Yes, if you’re able to send me something that reproduces the bug that will make things much easier to diagnose and fix. If you’d prefer to keep that data private you can upload using your FMOD account here: https://fmod.com/profile#uploads
Bumping this thread again, turns out the bug never went away, it instead became a freeze on compilation that I thought was due to another system (asmdef files). I have been looking into this one again and I am almost certain that this has to do with a memory leak when using C# for a custom dsp. I have watched the memory balloon over consecutive plays of the Unity editor and I believe the reason why my small test project did not reproduce the bug was due to that it uses barely any memory since it is a test scenario.

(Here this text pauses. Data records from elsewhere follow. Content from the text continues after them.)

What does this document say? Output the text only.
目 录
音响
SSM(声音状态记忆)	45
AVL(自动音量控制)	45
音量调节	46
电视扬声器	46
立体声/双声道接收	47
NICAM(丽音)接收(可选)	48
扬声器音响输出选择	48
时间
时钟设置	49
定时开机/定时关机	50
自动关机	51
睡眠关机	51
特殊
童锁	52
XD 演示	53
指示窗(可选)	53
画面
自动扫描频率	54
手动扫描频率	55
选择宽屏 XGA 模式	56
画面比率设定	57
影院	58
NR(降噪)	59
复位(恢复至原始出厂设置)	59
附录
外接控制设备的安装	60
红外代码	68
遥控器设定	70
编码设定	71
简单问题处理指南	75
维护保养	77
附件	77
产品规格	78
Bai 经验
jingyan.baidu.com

Is there an easy way to diagnose memory leaks when using the FMOD Core API? Assuming my logic is correct, the test project I sent earlier in this thread should have the same memory leak, it simply won’t cause the editor to hang because the project doesn’t use enough memory to go over whatever boundary is causing the hang. The code in my main project is almost identical to the test project (one different line where I don’t release the channel group since that seems to break Unity) so I’d think it should be easy to diagnose from the test project.
Thanks for your patience on this issue. It sounds like the freeze could be due to callbacks from C++ being fired during an assembly reload operation. We’re looking into it at the moment, and will let you know what we find.

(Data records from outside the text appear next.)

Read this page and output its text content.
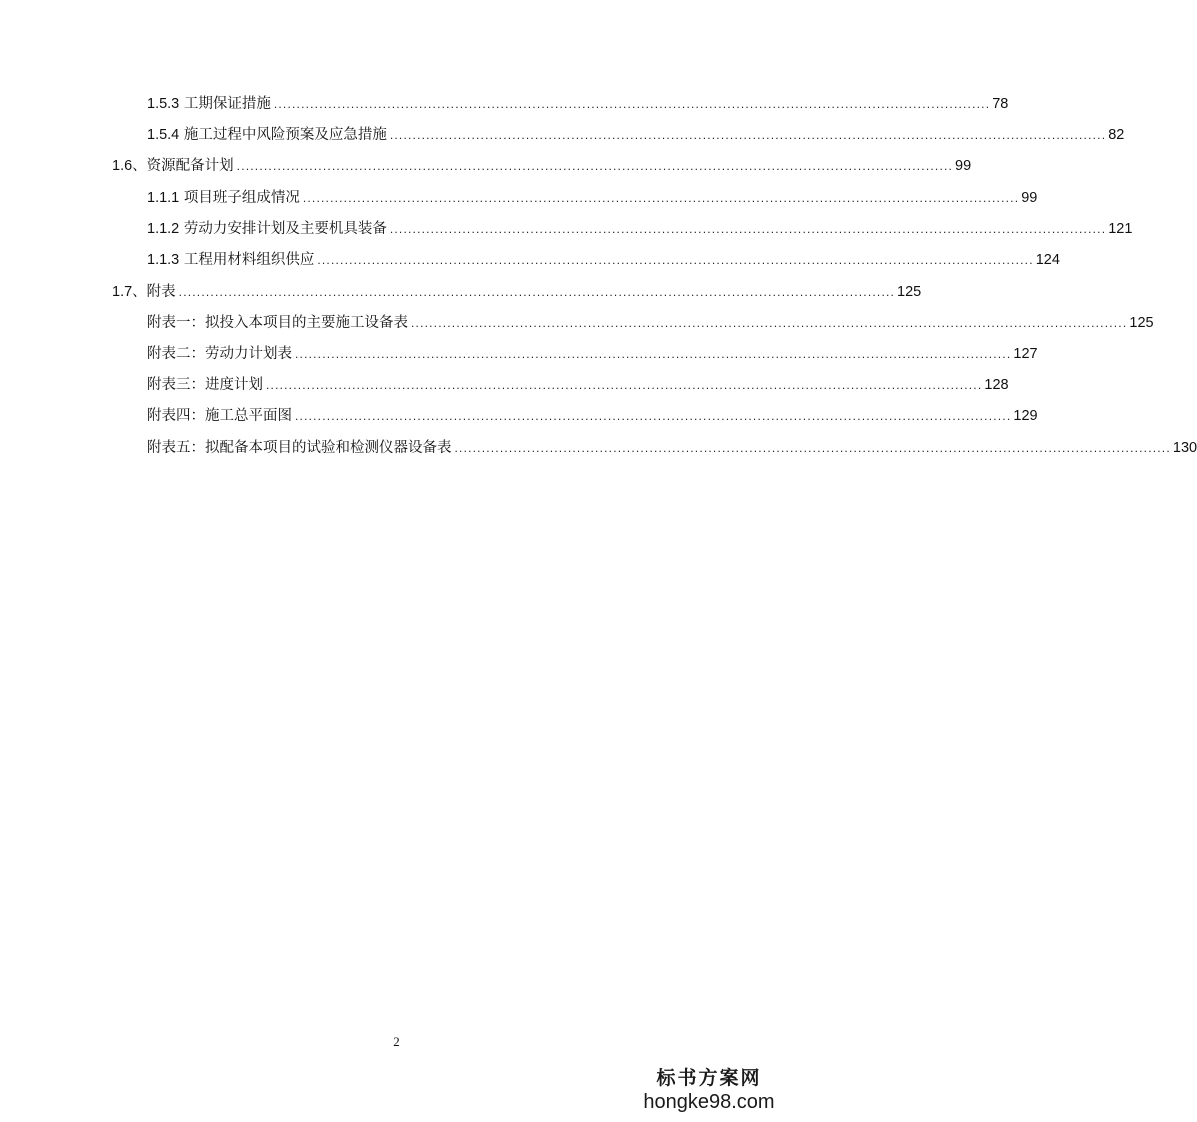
1.5.3 工期保证措施 .............................................................................................................................................................. 78
1.5.4 施工过程中风险预案及应急措施 .............................................................................................................................................................. 82
1.6、资源配备计划 .............................................................................................................................................................. 99
1.1.1 项目班子组成情况 .............................................................................................................................................................. 99
1.1.2 劳动力安排计划及主要机具装备 .............................................................................................................................................................. 121
1.1.3 工程用材料组织供应 .............................................................................................................................................................. 124
1.7、附表 .............................................................................................................................................................. 125
附表一：拟投入本项目的主要施工设备表 .............................................................................................................................................................. 125
附表二：劳动力计划表 .............................................................................................................................................................. 127
附表三：进度计划 .............................................................................................................................................................. 128
附表四：施工总平面图 .............................................................................................................................................................. 129
附表五：拟配备本项目的试验和检测仪器设备表 .............................................................................................................................................................. 130
2
标书方案网
hongke98.com
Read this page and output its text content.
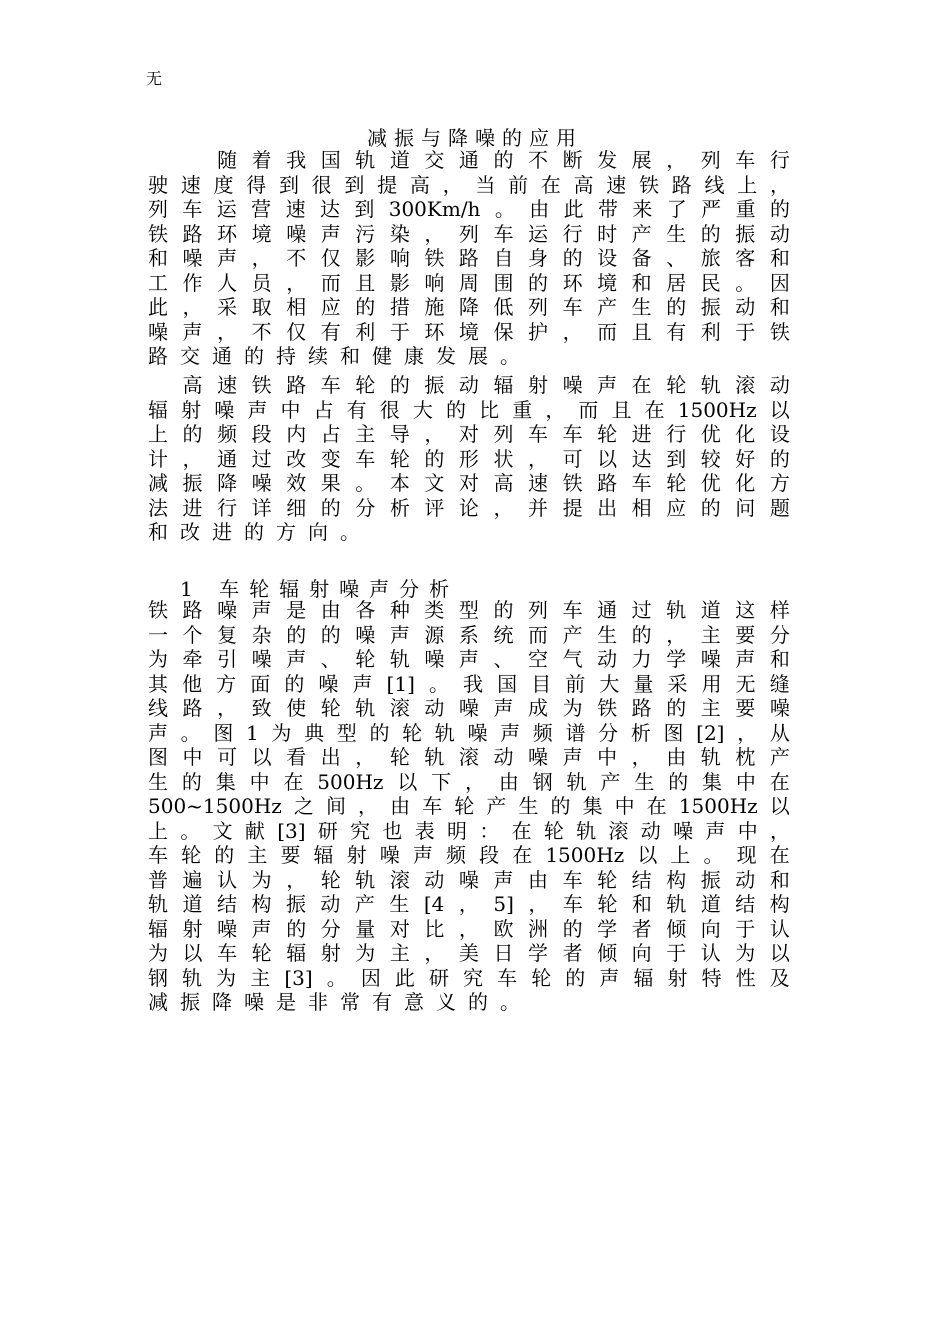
无
减振与降噪的应用

随 着 我 国 轨 道 交 通 的 不 断 发 展 ， 列 车 行
驶 速 度 得 到 很 到 提 高 ， 当 前 在 高 速 铁 路 线 上 ，
列 车 运 营 速 达 到 300Km/h 。 由 此 带 来 了 严 重 的
铁 路 环 境 噪 声 污 染 ， 列 车 运 行 时 产 生 的 振 动
和 噪 声 ， 不 仅 影 响 铁 路 自 身 的 设 备 、 旅 客 和
工 作 人 员 ， 而 且 影 响 周 围 的 环 境 和 居 民 。 因
此 ， 采 取 相 应 的 措 施 降 低 列 车 产 生 的 振 动 和
噪 声 ， 不 仅 有 利 于 环 境 保 护 ， 而 且 有 利 于 铁
路 交 通 的 持 续 和 健 康 发 展 。

高 速 铁 路 车 轮 的 振 动 辐 射 噪 声 在 轮 轨 滚 动
辐 射 噪 声 中 占 有 很 大 的 比 重 ， 而 且 在 1500Hz 以
上 的 频 段 内 占 主 导 ， 对 列 车 车 轮 进 行 优 化 设
计 ， 通 过 改 变 车 轮 的 形 状 ， 可 以 达 到 较 好 的
减 振 降 噪 效 果 。 本 文 对 高 速 铁 路 车 轮 优 化 方
法 进 行 详 细 的 分 析 评 论 ， 并 提 出 相 应 的 问 题
和 改 进 的 方 向 。
1 车轮辐射噪声分析
铁 路 噪 声 是 由 各 种 类 型 的 列 车 通 过 轨 道 这 样
一 个 复 杂 的 的 噪 声 源 系 统 而 产 生 的 ， 主 要 分
为 牵 引 噪 声 、 轮 轨 噪 声 、 空 气 动 力 学 噪 声 和
其 他 方 面 的 噪 声 [1] 。 我 国 目 前 大 量 采 用 无 缝
线 路 ， 致 使 轮 轨 滚 动 噪 声 成 为 铁 路 的 主 要 噪
声 。 图 1 为 典 型 的 轮 轨 噪 声 频 谱 分 析 图 [2] ， 从
图 中 可 以 看 出 ， 轮 轨 滚 动 噪 声 中 ， 由 轨 枕 产
生 的 集 中 在 500Hz 以 下 ， 由 钢 轨 产 生 的 集 中 在
500~1500Hz 之 间 ， 由 车 轮 产 生 的 集 中 在 1500Hz 以
上 。 文 献 [3] 研 究 也 表 明 ： 在 轮 轨 滚 动 噪 声 中 ，
车 轮 的 主 要 辐 射 噪 声 频 段 在 1500Hz 以 上 。 现 在
普 遍 认 为 ， 轮 轨 滚 动 噪 声 由 车 轮 结 构 振 动 和
轨 道 结 构 振 动 产 生 [4 ， 5] ， 车 轮 和 轨 道 结 构
辐 射 噪 声 的 分 量 对 比 ， 欧 洲 的 学 者 倾 向 于 认
为 以 车 轮 辐 射 为 主 ， 美 日 学 者 倾 向 于 认 为 以
钢 轨 为 主 [3] 。 因 此 研 究 车 轮 的 声 辐 射 特 性 及
减 振 降 噪 是 非 常 有 意 义 的 。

We have now implemented a fix for the freeze on compilation. This fix will be in version 2.01.09, which should be released in the next couple of weeks.
I am having this same exact issue – adding a custom DSP causing small freeze and Wasapi starvation error when the gameplay ends. Interestingly it seems like it happens if I mouse in and out of Unity sometimes as well, though this is more finicky to reproduce.
I am on FMOD for Unity 2.02.19 and using FMOD Studio 2.02.09 so I should be past the point of that fix.